The equidistant triad is represented as a equilateral triangle on the color wheel. This means there will be 3 colors in between each of your triad. Most notorious is the primary triad: Red, Yellow, and Blue, then the Secondary triad: Orange, Green, Violet. Tertiary triads: Blue-Green, Yellow-Orange, Red-Violet and Blue-Violet, Yellow-Green, and Red-Orange.
In the following demo we utilize a primary triad. It has a broad value range and is dynamic. Make a 6 pointed star to use as a diagram for harmonies. Shade the points with a black to white value scale , then glaze the corresponding color over. This demonstrates the power and potential of black (and its tendency to “flatten” space).
Blue is dominant in this still-life so blue determines the triadic combo: Blue, yellow and red.

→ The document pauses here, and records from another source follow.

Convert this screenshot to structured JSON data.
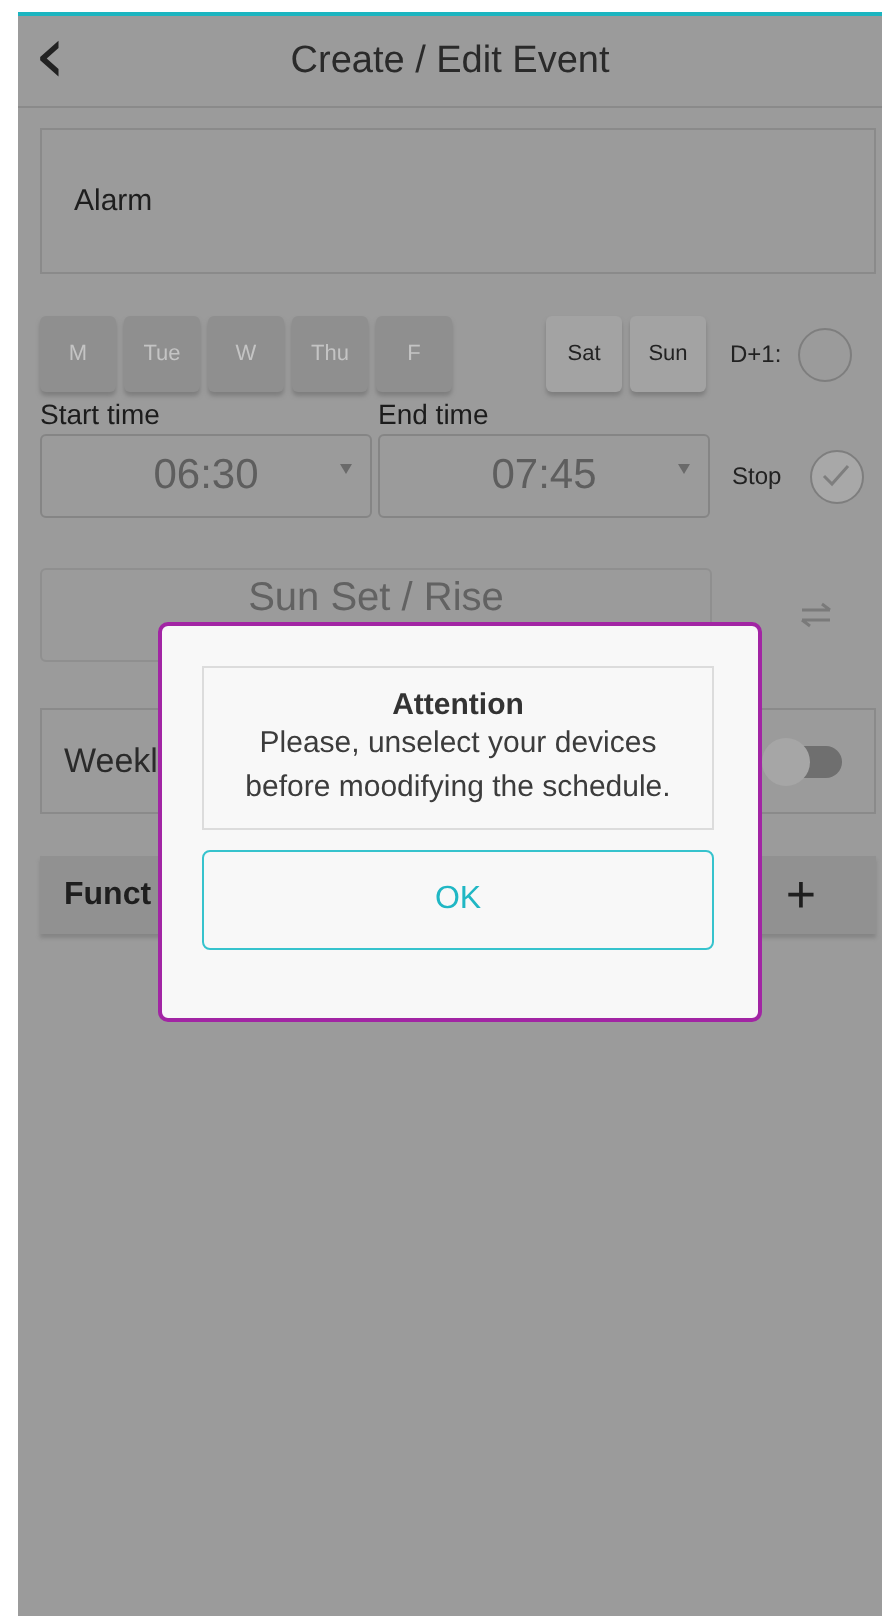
{
  "header": {
    "back": "‹",
    "title": "Create / Edit Event"
  },
  "name_field": {
    "value": "Alarm"
  },
  "days": [
    {
      "label": "M",
      "selected": false
    },
    {
      "label": "Tue",
      "selected": false
    },
    {
      "label": "W",
      "selected": false
    },
    {
      "label": "Thu",
      "selected": false
    },
    {
      "label": "F",
      "selected": false
    },
    {
      "label": "Sat",
      "selected": true
    },
    {
      "label": "Sun",
      "selected": true
    }
  ],
  "next_day": {
    "label": "D+1:",
    "checked": false
  },
  "start_time": {
    "label": "Start time",
    "value": "06:30"
  },
  "end_time": {
    "label": "End time",
    "value": "07:45"
  },
  "stop": {
    "label": "Stop",
    "checked": true
  },
  "sun_field": {
    "placeholder": "Sun Set / Rise"
  },
  "weekly": {
    "label": "Weekl",
    "on": false
  },
  "functions": {
    "label": "Funct",
    "add": "+"
  },
  "dialog": {
    "title": "Attention",
    "message": "Please, unselect your devices before moodifying the schedule.",
    "button": "OK"
  }
}
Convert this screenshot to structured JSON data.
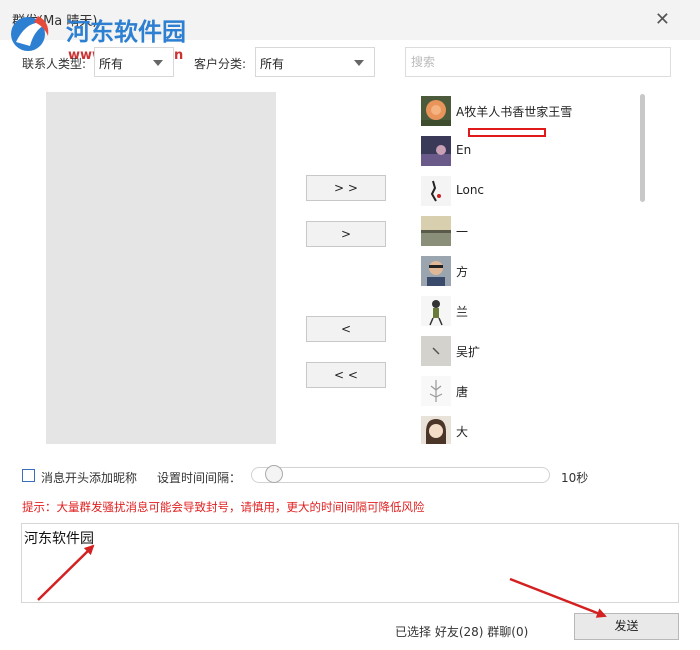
{
  "window": {
    "title": "群发(Ma   晴天)",
    "close": "✕"
  },
  "watermark": {
    "name": "河东软件园",
    "url": "www.pc0359.cn"
  },
  "filters": {
    "contact_type_label": "联系人类型:",
    "contact_type_value": "所有",
    "customer_label": "客户分类:",
    "customer_value": "所有",
    "search_placeholder": "搜索"
  },
  "move_buttons": {
    "add_all": "> >",
    "add_one": ">",
    "remove_one": "<",
    "remove_all": "< <"
  },
  "friends": [
    {
      "name": "A牧羊人书香世家王雪"
    },
    {
      "name": "En"
    },
    {
      "name": "Lonc"
    },
    {
      "name": "一"
    },
    {
      "name": "方"
    },
    {
      "name": "兰"
    },
    {
      "name": "吴扩"
    },
    {
      "name": "唐"
    },
    {
      "name": "大"
    }
  ],
  "options": {
    "prepend_nickname_label": "消息开头添加昵称",
    "interval_label": "设置时间间隔：",
    "interval_value": "10秒",
    "interval_fraction": 0.05
  },
  "tip": "提示：大量群发骚扰消息可能会导致封号，请慎用，更大的时间间隔可降低风险",
  "message": {
    "text": "河东软件园"
  },
  "footer": {
    "status": "已选择 好友(28) 群聊(0)",
    "send_label": "发送"
  },
  "colors": {
    "warning": "#e02020",
    "accent": "#2c7fd1",
    "annotation_arrow": "#d42020"
  },
  "icons": {
    "close": "close-icon",
    "dropdown": "chevron-down-icon"
  }
}
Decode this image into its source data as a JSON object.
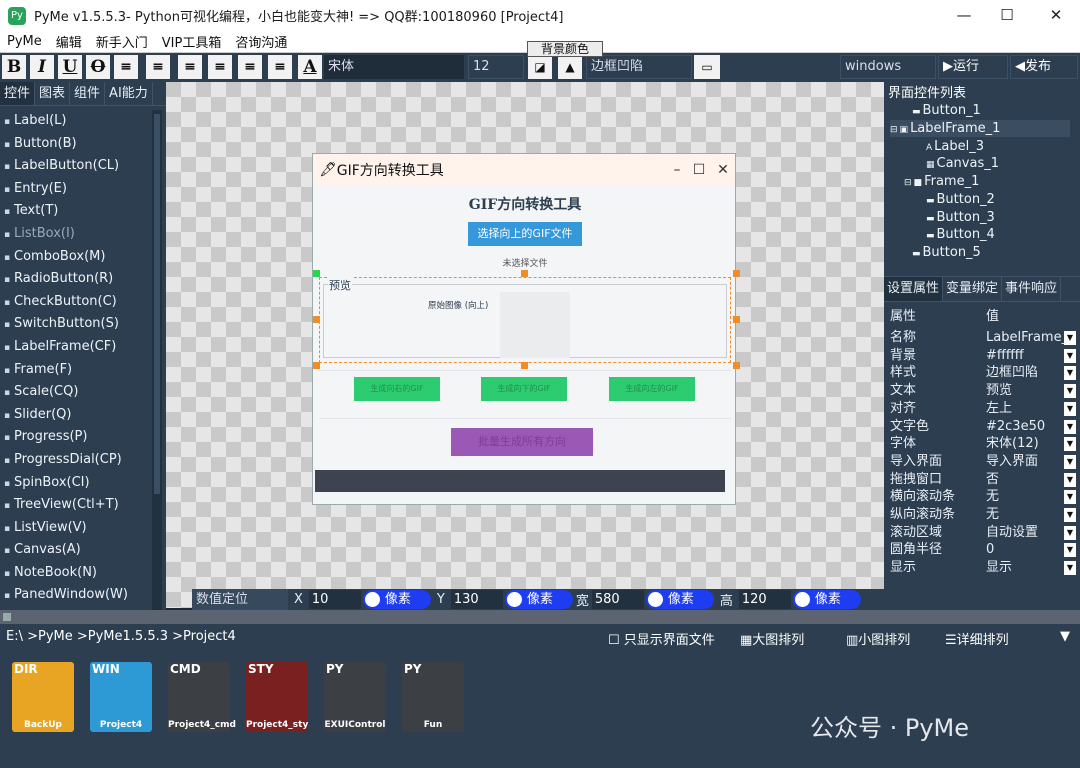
{
  "titlebar": {
    "title": "PyMe v1.5.5.3- Python可视化编程，小白也能变大神!   => QQ群:100180960     [Project4]",
    "min": "—",
    "max": "☐",
    "close": "✕"
  },
  "menu": [
    "PyMe",
    "编辑",
    "新手入门",
    "VIP工具箱",
    "咨询沟通"
  ],
  "toolbar": {
    "bold": "B",
    "italic": "I",
    "underline": "U",
    "strike": "O",
    "font_color_btn": "A",
    "font": "宋体",
    "size": "12",
    "bg_tooltip": "背景颜色",
    "relief": "边框凹陷",
    "theme": "windows",
    "run": "▶运行",
    "publish": "◀发布"
  },
  "left_tabs": [
    "控件",
    "图表",
    "组件",
    "AI能力"
  ],
  "components": [
    "Label(L)",
    "Button(B)",
    "LabelButton(CL)",
    "Entry(E)",
    "Text(T)",
    "ListBox(I)",
    "ComboBox(M)",
    "RadioButton(R)",
    "CheckButton(C)",
    "SwitchButton(S)",
    "LabelFrame(CF)",
    "Frame(F)",
    "Scale(CQ)",
    "Slider(Q)",
    "Progress(P)",
    "ProgressDial(CP)",
    "SpinBox(CI)",
    "TreeView(Ctl+T)",
    "ListView(V)",
    "Canvas(A)",
    "NoteBook(N)",
    "PanedWindow(W)"
  ],
  "design": {
    "window_title": "GIF方向转换工具",
    "heading": "GIF方向转换工具",
    "select_button": "选择向上的GIF文件",
    "no_file": "未选择文件",
    "frame_legend": "预览",
    "original_label": "原始图像 (向上)",
    "btn_right": "生成向右的GIF",
    "btn_down": "生成向下的GIF",
    "btn_left": "生成向左的GIF",
    "btn_all": "批量生成所有方向"
  },
  "posbar": {
    "mode": "数值定位",
    "x_label": "X",
    "x": "10",
    "y_label": "Y",
    "y": "130",
    "w_label": "宽",
    "w": "580",
    "h_label": "高",
    "h": "120",
    "unit": "像素"
  },
  "tree": {
    "header": "界面控件列表",
    "nodes": [
      "Button_1",
      "LabelFrame_1",
      "Label_3",
      "Canvas_1",
      "Frame_1",
      "Button_2",
      "Button_3",
      "Button_4",
      "Button_5"
    ]
  },
  "prop_tabs": [
    "设置属性",
    "变量绑定",
    "事件响应"
  ],
  "props": {
    "header_key": "属性",
    "header_val": "值",
    "rows": [
      {
        "k": "名称",
        "v": "LabelFrame_1"
      },
      {
        "k": "背景",
        "v": "#ffffff"
      },
      {
        "k": "样式",
        "v": "边框凹陷"
      },
      {
        "k": "文本",
        "v": "预览"
      },
      {
        "k": "对齐",
        "v": "左上"
      },
      {
        "k": "文字色",
        "v": "#2c3e50"
      },
      {
        "k": "字体",
        "v": "宋体(12)"
      },
      {
        "k": "导入界面",
        "v": "导入界面"
      },
      {
        "k": "拖拽窗口",
        "v": "否"
      },
      {
        "k": "横向滚动条",
        "v": "无"
      },
      {
        "k": "纵向滚动条",
        "v": "无"
      },
      {
        "k": "滚动区域",
        "v": "自动设置"
      },
      {
        "k": "圆角半径",
        "v": "0"
      },
      {
        "k": "显示",
        "v": "显示"
      }
    ]
  },
  "bottom": {
    "path": "E:\\ >PyMe >PyMe1.5.5.3 >Project4",
    "only_ui": "只显示界面文件",
    "large": "大图排列",
    "small": "小图排列",
    "detail": "详细排列",
    "files": [
      {
        "tag": "DIR",
        "name": "BackUp"
      },
      {
        "tag": "WIN",
        "name": "Project4"
      },
      {
        "tag": "CMD",
        "name": "Project4_cmd"
      },
      {
        "tag": "STY",
        "name": "Project4_sty"
      },
      {
        "tag": "PY",
        "name": "EXUIControl"
      },
      {
        "tag": "PY",
        "name": "Fun"
      }
    ],
    "watermark": "公众号 · PyMe"
  },
  "colors": {
    "panel": "#2c3e50",
    "accent_blue": "#3498db",
    "accent_green": "#2ecc71",
    "accent_purple": "#9b59b6",
    "selection": "#f28c28"
  }
}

I match a blue to the blue glass. I make a color star first, then map the still-life, then begin lightly layering in shades and highlights. Look closely to notice how the blue changes in intensity throughout the glass. Mix in gray or black for duller areas according to value. Gray will dull the intensity/saturation but will not effect value like black.
I choose 4 gray pencils to try; a light and dark “warm” gray and a light and dark “cool” gray. ( there are many shades of gray).
Try this exercise with other triads. Use transparent, reflective objects for greatest intensity variation.